The hall went very quiet.
She stood.
Lara's hand released hers only after one last squeeze.
Sarisa walked to the witness circle and faced the judges, not her mother.
She spoke of the wedding. The pressure. The way her mother had pushed the marriage forward.
She spoke of Lara's exile, of Neris, of Aliyah's fear, of the moment she read the documents describing her own blood as material.
Her voice did not break.
When she finished, the hall was silent.
Marena stared at her with hatred so pure it seemed almost clean.
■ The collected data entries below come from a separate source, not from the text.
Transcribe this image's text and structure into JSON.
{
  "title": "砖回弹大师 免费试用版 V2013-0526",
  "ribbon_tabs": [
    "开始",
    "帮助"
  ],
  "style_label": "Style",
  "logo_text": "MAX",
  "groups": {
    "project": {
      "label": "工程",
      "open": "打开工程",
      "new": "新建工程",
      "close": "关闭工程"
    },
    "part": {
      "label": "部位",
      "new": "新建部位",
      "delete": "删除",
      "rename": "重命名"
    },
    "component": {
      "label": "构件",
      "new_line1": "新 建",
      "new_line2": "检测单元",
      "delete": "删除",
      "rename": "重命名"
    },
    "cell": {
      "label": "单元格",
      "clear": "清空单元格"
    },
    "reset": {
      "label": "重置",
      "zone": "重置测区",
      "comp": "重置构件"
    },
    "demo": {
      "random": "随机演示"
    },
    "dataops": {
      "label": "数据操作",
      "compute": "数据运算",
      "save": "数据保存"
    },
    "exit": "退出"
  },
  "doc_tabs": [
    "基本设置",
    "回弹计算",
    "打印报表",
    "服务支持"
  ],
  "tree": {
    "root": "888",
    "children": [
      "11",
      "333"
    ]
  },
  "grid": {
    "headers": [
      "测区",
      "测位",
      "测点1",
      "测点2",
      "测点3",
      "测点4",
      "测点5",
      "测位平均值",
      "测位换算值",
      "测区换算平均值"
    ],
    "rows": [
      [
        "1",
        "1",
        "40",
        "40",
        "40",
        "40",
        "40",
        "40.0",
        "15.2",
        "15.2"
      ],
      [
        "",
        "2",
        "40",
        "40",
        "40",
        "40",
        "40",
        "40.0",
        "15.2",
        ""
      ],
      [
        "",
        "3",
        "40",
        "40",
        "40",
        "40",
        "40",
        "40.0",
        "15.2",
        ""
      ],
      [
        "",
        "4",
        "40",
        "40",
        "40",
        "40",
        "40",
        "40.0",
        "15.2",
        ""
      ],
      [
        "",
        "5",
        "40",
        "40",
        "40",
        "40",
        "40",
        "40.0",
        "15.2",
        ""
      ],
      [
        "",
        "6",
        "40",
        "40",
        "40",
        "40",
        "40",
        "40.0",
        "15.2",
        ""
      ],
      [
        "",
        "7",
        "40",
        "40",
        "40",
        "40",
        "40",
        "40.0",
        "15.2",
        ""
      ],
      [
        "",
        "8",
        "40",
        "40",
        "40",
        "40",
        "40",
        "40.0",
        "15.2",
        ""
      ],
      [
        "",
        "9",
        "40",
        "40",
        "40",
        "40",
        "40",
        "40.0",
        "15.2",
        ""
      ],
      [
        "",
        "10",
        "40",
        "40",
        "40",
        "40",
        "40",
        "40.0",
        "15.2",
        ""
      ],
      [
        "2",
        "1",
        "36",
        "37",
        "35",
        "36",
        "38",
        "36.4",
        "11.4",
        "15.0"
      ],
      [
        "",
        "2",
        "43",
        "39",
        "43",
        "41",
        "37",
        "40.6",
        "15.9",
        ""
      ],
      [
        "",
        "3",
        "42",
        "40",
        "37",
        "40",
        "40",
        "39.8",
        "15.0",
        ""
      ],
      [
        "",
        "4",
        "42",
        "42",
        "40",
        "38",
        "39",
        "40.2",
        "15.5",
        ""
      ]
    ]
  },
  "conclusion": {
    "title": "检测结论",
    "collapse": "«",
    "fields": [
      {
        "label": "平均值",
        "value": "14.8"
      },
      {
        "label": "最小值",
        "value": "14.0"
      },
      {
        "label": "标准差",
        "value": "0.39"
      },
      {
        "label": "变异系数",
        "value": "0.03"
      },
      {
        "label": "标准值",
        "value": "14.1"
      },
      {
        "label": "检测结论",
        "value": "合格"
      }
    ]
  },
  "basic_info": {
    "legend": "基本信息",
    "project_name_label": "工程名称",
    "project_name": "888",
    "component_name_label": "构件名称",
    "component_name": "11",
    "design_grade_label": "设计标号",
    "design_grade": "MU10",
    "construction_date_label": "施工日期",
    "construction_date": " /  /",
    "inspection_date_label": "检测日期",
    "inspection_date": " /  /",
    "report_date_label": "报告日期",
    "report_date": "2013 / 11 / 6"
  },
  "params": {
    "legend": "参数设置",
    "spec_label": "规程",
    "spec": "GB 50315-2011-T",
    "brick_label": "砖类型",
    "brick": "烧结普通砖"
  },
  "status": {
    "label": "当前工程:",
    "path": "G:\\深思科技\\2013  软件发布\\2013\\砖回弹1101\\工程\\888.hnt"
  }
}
Sarisa returned to her seat.
Lara's hand waited for hers.
The closing arguments were shorter than expected. The evidence had become a mountain no clever speech could climb. Marena was allowed to speak last.
She did.
She stood on the platform, chained and furious, and looked around the hall as if searching for the realm she had once commanded.
"You will regret this," she said. "All of you. You think mercy and openness will save Celestia. It will weaken it. You think this girl can rule you because she cries prettily and sleeps beside a demon. You think truth matters more than strength."
Her eyes landed on Sarisa.
"You will break."
Sarisa did not look away.
"No," she said softly, though the room heard. "I already did. Then I became something else."
Marena's face twisted.
The judges withdrew.
The wait felt endless.
Then the tribunal returned.
The chief judge stood, holding the sealed verdict in both hands.
Every person in the hall rose.
Sarisa felt Lara beside her, warm and steady.
The judge's voice rang through the chamber.
"We are now going to pronounce our sentence."